Wednesday, December 02, 2009

From the Scientists' Desk

I wanted to share 2 studies that came out very recently about some of the benefits of yoga.
A study called “Randomized Controlled Clinical Trial of Yoga in the Treatment of Eating Disorders” published in the Journal of Adolescent Health on Nov 3, 2009 found that practicing yoga can help people who suffer from eating disorders, like anorexia nervosa or bulimia nervosa.

People with eating disorders, basically suffer from a strong disconnect with their bodies and do not know what the body needs. By doing yoga, people re-establish the connection. We become more patient and compassionate toward our being, which included the body, and so the road to healing becomes easier.

The study tested 50 adolescents from ages 11 to 16 who had been hospitalized for their eating disorders. The patients were put into two groups, and one group received the usual treatment, while the other group received the same treatment plus two hours of yoga classes a week with a certified yoga instructor.

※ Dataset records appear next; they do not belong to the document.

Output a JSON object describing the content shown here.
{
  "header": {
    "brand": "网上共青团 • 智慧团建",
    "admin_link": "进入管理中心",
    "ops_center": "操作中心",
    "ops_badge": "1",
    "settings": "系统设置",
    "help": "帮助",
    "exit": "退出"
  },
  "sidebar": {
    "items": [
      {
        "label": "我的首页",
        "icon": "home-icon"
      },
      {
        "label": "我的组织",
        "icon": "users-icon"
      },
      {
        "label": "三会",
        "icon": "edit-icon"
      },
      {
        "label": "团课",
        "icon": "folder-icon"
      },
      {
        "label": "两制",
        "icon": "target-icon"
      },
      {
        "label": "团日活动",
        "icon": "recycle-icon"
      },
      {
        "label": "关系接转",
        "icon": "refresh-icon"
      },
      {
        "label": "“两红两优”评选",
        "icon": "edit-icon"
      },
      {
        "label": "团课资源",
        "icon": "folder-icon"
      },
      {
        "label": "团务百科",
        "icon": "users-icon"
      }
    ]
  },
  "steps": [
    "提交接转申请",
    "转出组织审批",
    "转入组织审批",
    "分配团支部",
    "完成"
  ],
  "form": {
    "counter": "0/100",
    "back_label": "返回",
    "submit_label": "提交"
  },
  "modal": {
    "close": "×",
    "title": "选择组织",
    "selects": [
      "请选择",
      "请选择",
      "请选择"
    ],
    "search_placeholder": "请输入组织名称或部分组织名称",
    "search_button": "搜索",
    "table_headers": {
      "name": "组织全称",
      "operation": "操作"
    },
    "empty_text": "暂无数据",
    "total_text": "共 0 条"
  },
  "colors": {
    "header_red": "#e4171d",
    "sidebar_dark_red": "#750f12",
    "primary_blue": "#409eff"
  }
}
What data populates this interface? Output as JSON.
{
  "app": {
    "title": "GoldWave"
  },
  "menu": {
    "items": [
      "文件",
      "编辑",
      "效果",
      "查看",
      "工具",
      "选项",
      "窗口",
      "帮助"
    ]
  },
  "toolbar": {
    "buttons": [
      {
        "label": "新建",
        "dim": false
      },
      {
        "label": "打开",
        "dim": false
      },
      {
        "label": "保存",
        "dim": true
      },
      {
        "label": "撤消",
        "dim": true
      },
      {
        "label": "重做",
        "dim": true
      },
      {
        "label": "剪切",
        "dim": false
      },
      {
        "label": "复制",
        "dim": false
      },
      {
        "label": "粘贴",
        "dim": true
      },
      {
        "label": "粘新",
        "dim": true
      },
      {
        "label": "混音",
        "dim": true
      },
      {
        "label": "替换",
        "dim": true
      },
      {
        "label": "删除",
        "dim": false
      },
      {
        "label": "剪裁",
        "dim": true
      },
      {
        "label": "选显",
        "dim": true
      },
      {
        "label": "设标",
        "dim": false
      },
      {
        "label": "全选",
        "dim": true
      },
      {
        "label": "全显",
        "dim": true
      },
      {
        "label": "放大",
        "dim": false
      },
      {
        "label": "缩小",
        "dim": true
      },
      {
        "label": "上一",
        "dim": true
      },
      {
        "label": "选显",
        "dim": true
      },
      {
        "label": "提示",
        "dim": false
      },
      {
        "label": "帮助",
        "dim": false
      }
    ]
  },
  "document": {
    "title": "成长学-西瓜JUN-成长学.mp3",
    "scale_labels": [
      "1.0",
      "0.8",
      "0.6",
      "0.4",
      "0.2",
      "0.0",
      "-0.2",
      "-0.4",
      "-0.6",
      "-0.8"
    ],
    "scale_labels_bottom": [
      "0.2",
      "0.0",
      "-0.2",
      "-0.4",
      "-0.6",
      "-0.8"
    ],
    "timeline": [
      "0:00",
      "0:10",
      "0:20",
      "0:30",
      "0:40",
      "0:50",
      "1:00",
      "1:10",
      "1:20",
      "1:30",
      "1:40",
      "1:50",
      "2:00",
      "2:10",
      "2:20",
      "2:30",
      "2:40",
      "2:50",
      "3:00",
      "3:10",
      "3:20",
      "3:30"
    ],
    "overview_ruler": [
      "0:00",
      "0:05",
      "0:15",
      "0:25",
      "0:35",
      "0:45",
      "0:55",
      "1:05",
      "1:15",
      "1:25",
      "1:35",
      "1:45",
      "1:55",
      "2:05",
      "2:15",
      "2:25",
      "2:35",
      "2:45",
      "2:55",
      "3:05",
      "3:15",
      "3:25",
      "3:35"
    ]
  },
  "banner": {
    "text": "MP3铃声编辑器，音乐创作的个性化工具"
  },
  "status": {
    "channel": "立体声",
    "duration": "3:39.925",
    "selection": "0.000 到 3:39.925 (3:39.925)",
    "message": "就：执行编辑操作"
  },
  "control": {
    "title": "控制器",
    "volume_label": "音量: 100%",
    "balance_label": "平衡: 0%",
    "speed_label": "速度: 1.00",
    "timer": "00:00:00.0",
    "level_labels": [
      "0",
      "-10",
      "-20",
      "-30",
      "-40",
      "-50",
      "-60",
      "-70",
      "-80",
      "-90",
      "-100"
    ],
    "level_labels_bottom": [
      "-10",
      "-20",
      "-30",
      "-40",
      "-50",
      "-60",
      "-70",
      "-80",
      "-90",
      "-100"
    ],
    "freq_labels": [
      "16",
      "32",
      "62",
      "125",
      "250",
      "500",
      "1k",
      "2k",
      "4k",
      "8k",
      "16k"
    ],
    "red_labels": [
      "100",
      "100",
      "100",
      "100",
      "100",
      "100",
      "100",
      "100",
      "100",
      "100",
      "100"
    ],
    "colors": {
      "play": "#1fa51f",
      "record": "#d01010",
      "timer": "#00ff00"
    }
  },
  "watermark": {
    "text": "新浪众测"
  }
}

The study found the group who practiced yoga in addition to treatment showed more improvement on tests of eating disorder behaviors and thoughts than the group that did not practice yoga. The study also found the group that did not practice yoga relapsed back into eating disorder behaviors more often than the yoga group.
This one is from Science Daily, Nov 9, 2009: ” Heart rate variability, a sign of a healthy heart, has been shown to be higher in yoga practitioners than in non-practitioners, according to research to be published in a forthcoming issue of the International Journal of Medical Engineering and Informatics.”

The autonomic nervous system regulates the heart rate through two routes - the sympathetic and parasympathetic nervous systems. The former causes the heart rate to rise, while, the parasympathetic slows it. When working well together, the two ensure that the heart rate is steady but ready to respond to changes caused by eating, the fight or flight response, or arousal.

Heart failure affects more than 5 million people in the United States and is the leading cause of hospitalization in people older than 65, according to the American Heart Association. Heart failure occurs when the heart’s pumping power is weakened – by coronary artery disease, a heart attack, high blood pressure or various other conditions – and the heart is unable to pump sufficient oxygen and nutrients through the bloodstream.
Though many heart failure patients are unable to engage in vigorous activity, regular exercise is an important part of rehabilitation and improving quality of life, but also can be custom-tailored to the individual.

From the Harvard Health Publications – April, 2009 – “By reducing perceived stress and anxiety, yoga appears to modulate stress response systems. This, in turn, decreases physiological arousal — for example, reducing the heart rate, lowering blood pressure, and easing respiration. There is also evidence that yoga practices help increase heart rate variability, an indicator of the body's ability to respond to stress more flexibly.”

Those who practice yoga do not need convincing of how important it is to their physical, mental and emotional health. “This is not a luxury for me” says Hilary, one of the many yoga students at the Holistic Movement Center in Morro Bay, “I need this!”